- Official 1973 portrait

Member of the Canadian Parliament for Dufferin—Simcoe
- In office April 1963 – June 1968
- Preceded by: William Earl Rowe
- Succeeded by: The electoral district was abolished in 1966.

Member of the Canadian Parliament for Peel—Dufferin—Simcoe
- In office October 1972 – May 1974
- Preceded by: Bruce Beer
- Succeeded by: William Ross Milne

Personal details
- Born: 15 January 1915 Melancthon, Ontario, Canada
- Died: 5 December 1999 (aged 84)
- Party: Progressive Conservative
- Spouse(s): Thelma Irene McGowan (m. 8 November 1941)
- Profession: businessman, farmer, insurance agent

= Ellwood Madill =

Canadian politician

John Ellwood Madill (15 January 1915 - 5 December 1999) was a Progressive Conservative party member of the House of Commons of Canada.
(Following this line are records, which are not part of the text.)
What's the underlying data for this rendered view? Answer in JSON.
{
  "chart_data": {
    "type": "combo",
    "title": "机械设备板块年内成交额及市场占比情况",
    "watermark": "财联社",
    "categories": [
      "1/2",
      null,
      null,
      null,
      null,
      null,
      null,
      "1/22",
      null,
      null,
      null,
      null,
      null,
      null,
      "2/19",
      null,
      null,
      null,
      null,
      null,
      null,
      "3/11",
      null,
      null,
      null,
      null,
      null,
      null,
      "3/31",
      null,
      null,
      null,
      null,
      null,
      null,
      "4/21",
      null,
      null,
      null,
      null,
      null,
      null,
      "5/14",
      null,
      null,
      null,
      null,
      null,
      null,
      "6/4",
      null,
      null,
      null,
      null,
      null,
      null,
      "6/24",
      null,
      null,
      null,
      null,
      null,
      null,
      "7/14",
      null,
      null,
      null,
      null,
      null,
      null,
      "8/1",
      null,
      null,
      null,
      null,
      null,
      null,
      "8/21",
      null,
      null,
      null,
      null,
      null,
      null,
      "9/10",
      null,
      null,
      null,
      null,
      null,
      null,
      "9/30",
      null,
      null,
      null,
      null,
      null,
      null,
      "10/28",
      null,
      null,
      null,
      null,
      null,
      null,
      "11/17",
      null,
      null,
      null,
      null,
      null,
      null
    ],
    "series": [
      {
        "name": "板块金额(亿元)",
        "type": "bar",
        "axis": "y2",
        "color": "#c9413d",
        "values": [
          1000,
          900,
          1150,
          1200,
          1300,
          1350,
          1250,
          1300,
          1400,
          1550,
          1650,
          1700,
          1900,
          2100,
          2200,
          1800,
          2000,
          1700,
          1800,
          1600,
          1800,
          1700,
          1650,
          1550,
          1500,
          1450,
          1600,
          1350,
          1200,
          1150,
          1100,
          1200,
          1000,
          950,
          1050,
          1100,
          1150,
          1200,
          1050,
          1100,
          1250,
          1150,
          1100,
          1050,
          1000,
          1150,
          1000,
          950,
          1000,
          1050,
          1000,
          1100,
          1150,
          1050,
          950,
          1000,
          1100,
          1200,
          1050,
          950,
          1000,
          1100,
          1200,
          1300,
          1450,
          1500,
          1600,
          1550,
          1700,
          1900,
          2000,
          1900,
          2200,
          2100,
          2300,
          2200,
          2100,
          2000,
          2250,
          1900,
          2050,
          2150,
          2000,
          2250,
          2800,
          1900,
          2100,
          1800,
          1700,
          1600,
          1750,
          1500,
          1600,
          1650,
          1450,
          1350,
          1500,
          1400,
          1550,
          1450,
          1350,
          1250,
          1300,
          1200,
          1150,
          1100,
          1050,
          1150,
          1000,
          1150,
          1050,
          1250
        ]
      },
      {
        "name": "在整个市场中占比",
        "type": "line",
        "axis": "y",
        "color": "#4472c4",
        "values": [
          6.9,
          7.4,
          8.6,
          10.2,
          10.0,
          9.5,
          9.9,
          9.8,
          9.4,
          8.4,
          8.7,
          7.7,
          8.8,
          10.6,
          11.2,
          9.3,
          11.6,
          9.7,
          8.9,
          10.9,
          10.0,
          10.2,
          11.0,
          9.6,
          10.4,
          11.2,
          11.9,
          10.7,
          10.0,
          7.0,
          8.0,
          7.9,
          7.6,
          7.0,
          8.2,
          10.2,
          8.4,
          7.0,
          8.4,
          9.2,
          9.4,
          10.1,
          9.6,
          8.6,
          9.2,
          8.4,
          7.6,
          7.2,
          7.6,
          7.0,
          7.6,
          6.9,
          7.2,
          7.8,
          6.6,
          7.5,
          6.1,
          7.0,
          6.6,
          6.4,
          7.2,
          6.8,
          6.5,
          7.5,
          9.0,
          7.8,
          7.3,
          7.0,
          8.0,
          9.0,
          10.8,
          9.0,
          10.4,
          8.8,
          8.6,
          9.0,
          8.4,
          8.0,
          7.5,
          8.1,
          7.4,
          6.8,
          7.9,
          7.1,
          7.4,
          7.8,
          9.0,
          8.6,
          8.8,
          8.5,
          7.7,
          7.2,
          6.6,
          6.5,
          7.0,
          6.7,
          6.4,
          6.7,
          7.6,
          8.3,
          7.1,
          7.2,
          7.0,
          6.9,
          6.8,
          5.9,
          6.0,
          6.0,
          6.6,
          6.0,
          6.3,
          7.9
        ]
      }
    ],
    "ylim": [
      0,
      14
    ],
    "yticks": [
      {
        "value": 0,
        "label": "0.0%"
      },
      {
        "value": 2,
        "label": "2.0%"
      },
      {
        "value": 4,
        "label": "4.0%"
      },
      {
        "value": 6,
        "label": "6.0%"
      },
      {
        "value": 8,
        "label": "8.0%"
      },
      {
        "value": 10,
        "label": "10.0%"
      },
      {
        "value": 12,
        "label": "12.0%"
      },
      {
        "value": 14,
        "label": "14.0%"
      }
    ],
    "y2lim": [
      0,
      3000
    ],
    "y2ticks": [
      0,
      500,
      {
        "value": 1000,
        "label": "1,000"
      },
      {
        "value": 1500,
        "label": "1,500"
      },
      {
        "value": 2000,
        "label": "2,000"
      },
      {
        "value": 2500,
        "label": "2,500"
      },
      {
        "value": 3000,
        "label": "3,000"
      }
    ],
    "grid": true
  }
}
He was born in Melancthon, Ontario.

From 1952 to 1957, he was a municipal councillor for Mono Township, subsequently its deputy reeve to 1959, then reeve from that point until 1963. In 1962, he was warden of Dufferin County.

Elwood Madill was an insurance agent in Orangeville, Ontario when he won the local Progressive Conservative nomination for the Dufferin—Simcoe riding on 16 February 1963. Madill won that seat in the federal election later that year. He was re-elected to a second term in 1965.

Due to riding boundary realignments in 1966, Madill campaigned in the newly formed Peel—Dufferin—Simcoe riding in the 1968 election but lost to Bruce Beer of the Liberal party. Beer only served one term in Parliament before Madill won back Peel—Dufferin—Simcoe in the 1972 federal election. However, after his term in the 29th Parliament, Madill left federal political office after his defeat to Ross Milne in the 1974 federal election.

Besides his insurance practice, Madill was also a businessman and farmer during his career.